We sat together on the piano bench, still, fingers entwined. It was brief; I was, after all, at work, and there were people to see and conversations to have.
But in that moment all of the apprehension and the joy fused into this one thing, something that is so integral to who we are and how we treat one another, something so basic and necessary to our humanity, something that reminded me, tonight, that I am not who I used to be but moving, always, into a better version of my self.
I was seen.
He remembered me.
In the midst of everything that was happened, the man who pledged his life to mine thought of me. He understood that while we helped to direct others to communion, we ourselves did not partake. He saw that I was unfinished, undone.
He noticed me, and he brought me what I needed.
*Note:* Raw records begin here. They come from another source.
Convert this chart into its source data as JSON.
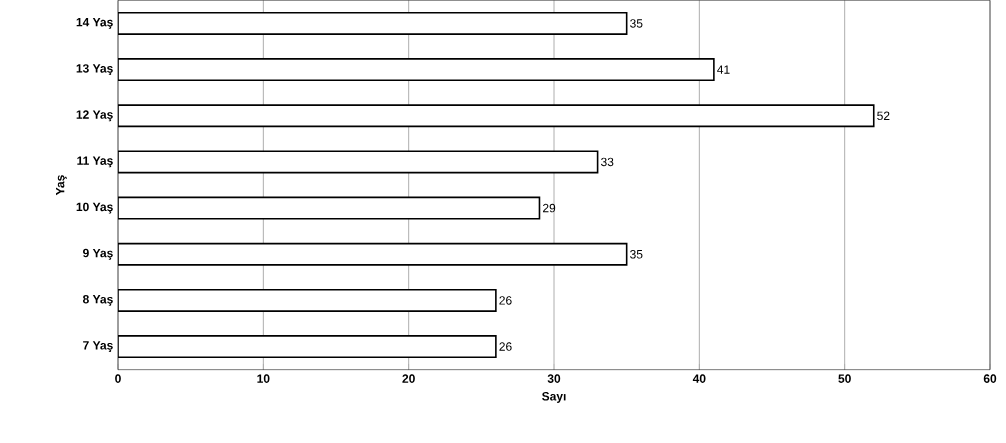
{
  "chart_data": {
    "type": "bar",
    "orientation": "horizontal",
    "xlabel": "Sayı",
    "ylabel": "Yaş",
    "categories": [
      "14 Yaş",
      "13 Yaş",
      "12 Yaş",
      "11 Yaş",
      "10 Yaş",
      "9 Yaş",
      "8 Yaş",
      "7 Yaş"
    ],
    "values": [
      35,
      41,
      52,
      33,
      29,
      35,
      26,
      26
    ],
    "color": "#ffffff",
    "xlim": [
      0,
      60
    ],
    "xticks": [
      0,
      10,
      20,
      30,
      40,
      50,
      60
    ],
    "grid": "x",
    "data_labels": true
  }
}
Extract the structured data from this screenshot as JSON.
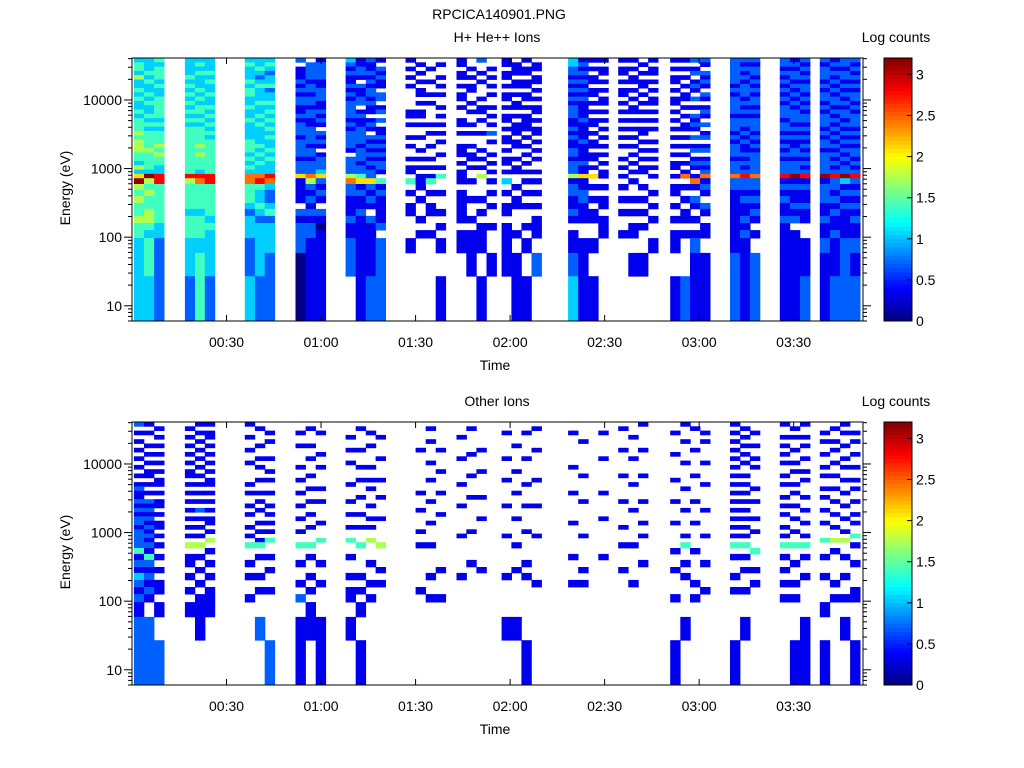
{
  "figure_title": "RPCICA140901.PNG",
  "chart_data": [
    {
      "type": "heatmap",
      "title": "H+ He++ Ions",
      "xlabel": "Time",
      "ylabel": "Energy (eV)",
      "colorbar_label": "Log counts",
      "colormap": "jet",
      "clim": [
        0,
        3.2
      ],
      "colorbar_ticks": [
        "0",
        "0.5",
        "1",
        "1.5",
        "2",
        "2.5",
        "3"
      ],
      "x_ticks": [
        "00:30",
        "01:00",
        "01:30",
        "02:00",
        "02:30",
        "03:00",
        "03:30"
      ],
      "x_tick_minutes": [
        30,
        60,
        90,
        120,
        150,
        180,
        210
      ],
      "xlim_minutes": [
        0,
        232
      ],
      "y_scale": "log",
      "ylim": [
        6,
        40900
      ],
      "y_ticks": [
        "10",
        "100",
        "1000",
        "10000"
      ],
      "y_tick_values": [
        10,
        100,
        1000,
        10000
      ],
      "energy_bin_edges_eV": [
        40900,
        35400,
        30650,
        26540,
        22980,
        19900,
        17230,
        14920,
        12920,
        11190,
        9690,
        8390,
        7260,
        6290,
        5440,
        4710,
        4080,
        3530,
        3060,
        2650,
        2290,
        1985,
        1720,
        1490,
        1290,
        1115,
        966,
        836,
        724,
        596,
        488,
        399,
        315,
        258,
        204,
        161,
        127,
        97,
        59,
        27,
        6
      ],
      "value_encoding": "each character is one energy bin (top to bottom); digit d means log counts = d*0.35; '.' means no counts",
      "time_bin_minutes": 3.17,
      "columns": [
        {
          "t": 0.6,
          "v": "34435334343343444545554435369545445443333"
        },
        {
          "t": 3.8,
          "v": "33343433434334343444454444395454455434433"
        },
        {
          "t": 7.0,
          "v": "43444343344444343444545443388444444332222"
        },
        {
          "t": 16.8,
          "v": "33334343434343434444444444485444434443323"
        },
        {
          "t": 20.0,
          "v": "34343334343443434444545444387444434443443"
        },
        {
          "t": 23.1,
          "v": "33343433433434343434444444488444443433322"
        },
        {
          "t": 35.8,
          "v": "34333434433433433334443434377444323332233"
        },
        {
          "t": 39.0,
          "v": "33432343334334343333434343378433432333322"
        },
        {
          "t": 42.1,
          "v": "34323342334343434343343433387322342333222"
        },
        {
          "t": 51.9,
          "v": "2.111212122112122212222122261111.21222000"
        },
        {
          "t": 55.1,
          "v": ".2222122122122112222122122275212121221111"
        },
        {
          "t": 58.3,
          "v": "1222211222112121.2121.1222362121.2101111"
        },
        {
          "t": 67.8,
          "v": "3212112121222212122221.2222572211121122"
        },
        {
          "t": 71.0,
          "v": "11221.21122.1211222212221224612112111111"
        },
        {
          "t": 74.2,
          "v": "2112121221211.121.212121212262121.211112"
        },
        {
          "t": 77.3,
          "v": "1.21211.22.12.2.11212121221.41211112.2222"
        },
        {
          "t": 86.8,
          "v": "1.1.1.1.....11.1..1.1..1.11.4.1.11...1..."
        },
        {
          "t": 90.0,
          "v": ".1.1.1.11.1.11.1..1..1.1.1.111.1..1.1..."
        },
        {
          "t": 93.2,
          "v": "..1..1..1.1....1.1..1..1.1.14.1.11..1...1"
        },
        {
          "t": 96.4,
          "v": ".1..1.1.1..1.1.1.1.1..1..1.4..1..1.1.1.1"
        },
        {
          "t": 103.0,
          "v": "11.11.1.11.1..11.1..111.1.111.11111.11.."
        },
        {
          "t": 106.1,
          "v": "..1.1.11..1.1..1.1..1.11.1..1..1..1.111.1"
        },
        {
          "t": 109.3,
          "v": "2..1.1...1.11.1..1...1.1.1.5...1.1.111.1"
        },
        {
          "t": 112.5,
          "v": "..1.1.1.1..1.1.1.2.1..1.1.1.1.1.1..1..1."
        },
        {
          "t": 117.3,
          "v": "11.11.1.11.1.11.1.11.1.11.1.3.1.11.1111.1"
        },
        {
          "t": 120.4,
          "v": ".111.11.1.11.1.111.11..1.11..1.11...1.11"
        },
        {
          "t": 123.6,
          "v": "1.11.11.11.1.1111.1.1.1.1.1.1.1.1..1.1.12"
        },
        {
          "t": 126.8,
          "v": ".11.11.1.1.11.1.11.1.1.1..1.1.1.1.111.2"
        },
        {
          "t": 138.4,
          "v": "33221212121222112121122122251221121.1123"
        },
        {
          "t": 141.6,
          "v": "12121212121111211112111121161122111..111"
        },
        {
          "t": 144.8,
          "v": "1.1.11.11.1.1.11.1.11.11.1.6.1.1.11..1.1"
        },
        {
          "t": 148.0,
          "v": "1.11.1.1.11.1.1.1.1.1.1.1.11.1.11.111..."
        },
        {
          "t": 154.3,
          "v": "1.11.1.11.1.1.1.1.1.1..1.1.1.1.1.1..1..."
        },
        {
          "t": 157.5,
          "v": "1.1.11.1.1.11.1.1.1.1.1.1.1.1..1.1.11.1.1"
        },
        {
          "t": 160.6,
          "v": ".1.1.11.1.1.1.1.11.1.1.1.11..1.1.1.1..1"
        },
        {
          "t": 163.8,
          "v": "1.11.1.1.11.1.1.1..1.1.1.1.1..1.1.1..1..1"
        },
        {
          "t": 170.8,
          "v": "1.1.11.1.11.1.1.1.1.1.1.11.1.11.1.1.11.11"
        },
        {
          "t": 174.0,
          "v": "1.1.1.1.11.1.1.11.1.1.1.1.17.1.1.11.1..2"
        },
        {
          "t": 177.1,
          "v": "2.12.121.2.1.2121.2.12.121.171.21.1.12112"
        },
        {
          "t": 180.3,
          "v": "21.2121.21.121.2.12.12.12127121.21.11.112"
        },
        {
          "t": 189.8,
          "v": "22222212122221222121222122272211111111222"
        },
        {
          "t": 193.0,
          "v": "21212122212121221212112121282212112121111"
        },
        {
          "t": 196.1,
          "v": "21221212122121222121212222272212121.1.222"
        },
        {
          "t": 205.6,
          "v": "22121212121222122121212122281212112111112"
        },
        {
          "t": 208.8,
          "v": "12122121212122212121122122291211212.11112"
        },
        {
          "t": 212.0,
          "v": "21212122121212212121212121281211211..1122"
        },
        {
          "t": 218.3,
          "v": "21222121221212221212212222291222112112112"
        },
        {
          "t": 221.5,
          "v": "12121212122121212121212121282212121121122"
        },
        {
          "t": 224.7,
          "v": "22122121212122121212121212293121211112222"
        },
        {
          "t": 227.9,
          "v": "21212121221212221212122121282121212112122"
        }
      ]
    },
    {
      "type": "heatmap",
      "title": "Other Ions",
      "xlabel": "Time",
      "ylabel": "Energy (eV)",
      "colorbar_label": "Log counts",
      "colormap": "jet",
      "clim": [
        0,
        3.2
      ],
      "colorbar_ticks": [
        "0",
        "0.5",
        "1",
        "1.5",
        "2",
        "2.5",
        "3"
      ],
      "x_ticks": [
        "00:30",
        "01:00",
        "01:30",
        "02:00",
        "02:30",
        "03:00",
        "03:30"
      ],
      "x_tick_minutes": [
        30,
        60,
        90,
        120,
        150,
        180,
        210
      ],
      "xlim_minutes": [
        0,
        232
      ],
      "y_scale": "log",
      "ylim": [
        6,
        40900
      ],
      "y_ticks": [
        "10",
        "100",
        "1000",
        "10000"
      ],
      "y_tick_values": [
        10,
        100,
        1000,
        10000
      ],
      "energy_bin_edges_eV": [
        40900,
        35400,
        30650,
        26540,
        22980,
        19900,
        17230,
        14920,
        12920,
        11190,
        9690,
        8390,
        7260,
        6290,
        5440,
        4710,
        4080,
        3530,
        3060,
        2650,
        2290,
        1985,
        1720,
        1490,
        1290,
        1115,
        966,
        836,
        724,
        596,
        488,
        399,
        315,
        258,
        204,
        161,
        127,
        97,
        59,
        27,
        6
      ],
      "value_encoding": "each character is one energy bin (top to bottom); digit d means log counts = d*0.35; '.' means no counts",
      "time_bin_minutes": 3.17,
      "columns": [
        {
          "t": 0.6,
          "v": "2.1.1.1.1.1.1.1211212122122224121321212223"
        },
        {
          "t": 3.8,
          "v": "1.1..1.1.1.11.1.1.2121212121214212121.2222"
        },
        {
          "t": 7.0,
          "v": ".1.1.1.1.1.1.11.1.11.1.11.1.1.1.1.11.1.22"
        },
        {
          "t": 16.8,
          "v": ".1.1.1.1.1.11.1.1.1.1.1.1.1.5.11.1.1.1..2"
        },
        {
          "t": 20.0,
          "v": "1.1.1.1.1.1.1.1.1.1.2.1.1.1.5.1.1.1.111.1"
        },
        {
          "t": 23.1,
          "v": "1.11.1.1.1.1.11.1.1.1.11.1.5.1.1.1.111..2"
        },
        {
          "t": 35.8,
          "v": "1..1..1..1....1.1..1.1..1.1.4..1.1..1...."
        },
        {
          "t": 39.0,
          "v": ".1...1..1.1..1..1.1.1..1.1.14.1..1.1..2.2"
        },
        {
          "t": 42.1,
          "v": "..1.1...1..1.1..1..1.1.1.1.4..1.1..1...2"
        },
        {
          "t": 51.9,
          "v": "..1..1....1..1..1..1..1..1..4..1..1.2.11"
        },
        {
          "t": 55.1,
          "v": ".1...1..1...1..1..1..1..1...4.1..1.1.11."
        },
        {
          "t": 58.3,
          "v": "..1....1..1....1..1....1...4...1..1...11"
        },
        {
          "t": 67.8,
          "v": "...1..1..1....1...1..1..1..4..1..1.11.1."
        },
        {
          "t": 71.0,
          "v": ".1....1...1..1...1...1..1...4....1.1.1.1."
        },
        {
          "t": 74.2,
          "v": "..1..1....1..1.1...1..1.1..5...1..1.1...."
        },
        {
          "t": 77.3,
          "v": "...1....1....1...1....1.....5...1.1......."
        },
        {
          "t": 90.0,
          "v": "......1.........1...1....1..1......1....."
        },
        {
          "t": 93.2,
          "v": ".1..1....1...1....1....1....1....1..1...."
        },
        {
          "t": 96.4,
          "v": "......1....1....1....1..........1...1...."
        },
        {
          "t": 103.0,
          "v": "...1....1.....1....1......1......1......."
        },
        {
          "t": 106.1,
          "v": ".1.....1....1....1.......1.....1........."
        },
        {
          "t": 109.3,
          "v": "......1....1.....1....1.........1......."
        },
        {
          "t": 117.3,
          "v": "..1.....1....1.....1......1......1....1.."
        },
        {
          "t": 120.4,
          "v": ".....1.....1....1.....1.....1...1.....1.1"
        },
        {
          "t": 123.6,
          "v": "..1.....1.....1....1.....1.....1.1.....1"
        },
        {
          "t": 126.8,
          "v": ".1....1......1.....1......1.......1......"
        },
        {
          "t": 138.4,
          "v": "..1.......1.....1......1......1...1......"
        },
        {
          "t": 141.6,
          "v": "....1.......1.....1.......1.....1.1......"
        },
        {
          "t": 148.0,
          "v": "..1.....1.......1.....1.......1.........."
        },
        {
          "t": 154.3,
          "v": ".1....1.....1.....1.....1...1...1......."
        },
        {
          "t": 157.5,
          "v": "...1....1.....1.....1.......1.....1......"
        },
        {
          "t": 160.6,
          "v": "1.....1.....1.....1....1..1....1........."
        },
        {
          "t": 170.8,
          "v": "..1....1.....1....1....1.....1..1...1..1."
        },
        {
          "t": 174.0,
          "v": "1...1....1.....1....1.....1.4..1.1....1.1"
        },
        {
          "t": 177.1,
          "v": ".1....1.....1.....1....1.....1....1.1...."
        },
        {
          "t": 180.3,
          "v": "..1.1....1....1.....1.....1....1...1....."
        },
        {
          "t": 189.8,
          "v": "1.1.1.1.1.1.1.1.1.1.1.1.1.1.4.1..1.1...1.1"
        },
        {
          "t": 193.0,
          "v": ".1.1.1.1.1..1.1.1.1.1.1.1.1.4.1.1..1..1.."
        },
        {
          "t": 196.1,
          "v": "..1..1..1.1....1..1...1..1...4..1.1......"
        },
        {
          "t": 205.6,
          "v": "1..1.1.1.1..1.1..1.1.1..1.1.4.1.1.1.1...."
        },
        {
          "t": 208.8,
          "v": ".1.1..1..1.1..1.1..1..1..1..4..1..1.1..11."
        },
        {
          "t": 212.0,
          "v": "1..1.1..1..1.1...1..1..1..1.4.1..1....11."
        },
        {
          "t": 218.3,
          "v": "..1.1..1..1.1..1.1..1..1...4..1..1...1.1."
        },
        {
          "t": 221.5,
          "v": ".1..1.1..1..1..1..1..1..1..5.1....1.1...."
        },
        {
          "t": 224.7,
          "v": "1.1..1..1.1..1..1..1..1..1.5..1..1..1.1.1"
        },
        {
          "t": 227.9,
          "v": "..1.1..1..1..1.1..1..1.1..4.1..1...11..1."
        }
      ]
    }
  ]
}
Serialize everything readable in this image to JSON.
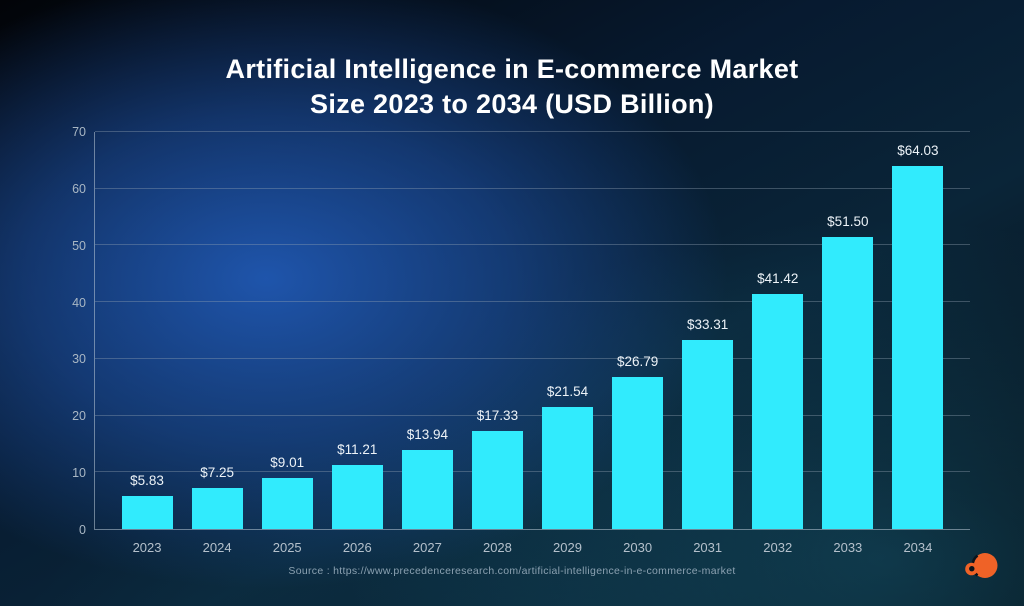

And that right there is the baseline, the bottom line, the perfect metaphor for all of this Jesus business, the reason for the sacrifice and the remembrance and the way our humanity gets all bunched up with our pursuit of holiness. It is the essence of the sacred thing about being human, and why the Jesus story fits our need so very well.
He sees us.
There’s a biblical concept about marriage that says a man ought to love his wife like Christ loved the church (and gave himself up for her). There is a deeply resonant connection with how we are when we are at our best in relationship with one another, and how God intended for us to love and serve and support each other all along. A deep, honoring friendship; the covenant commitment of marriage. Both have the potential to reveal spiritual truths about our humanity, and the possibility of encountering the divine in a profound way.
He noticed me, and he brought me what I needed.
You, friend, are noticed. And what you need has been provided.
Deepest blessings to you on this Friday that is, ultimately, quite good, indeed.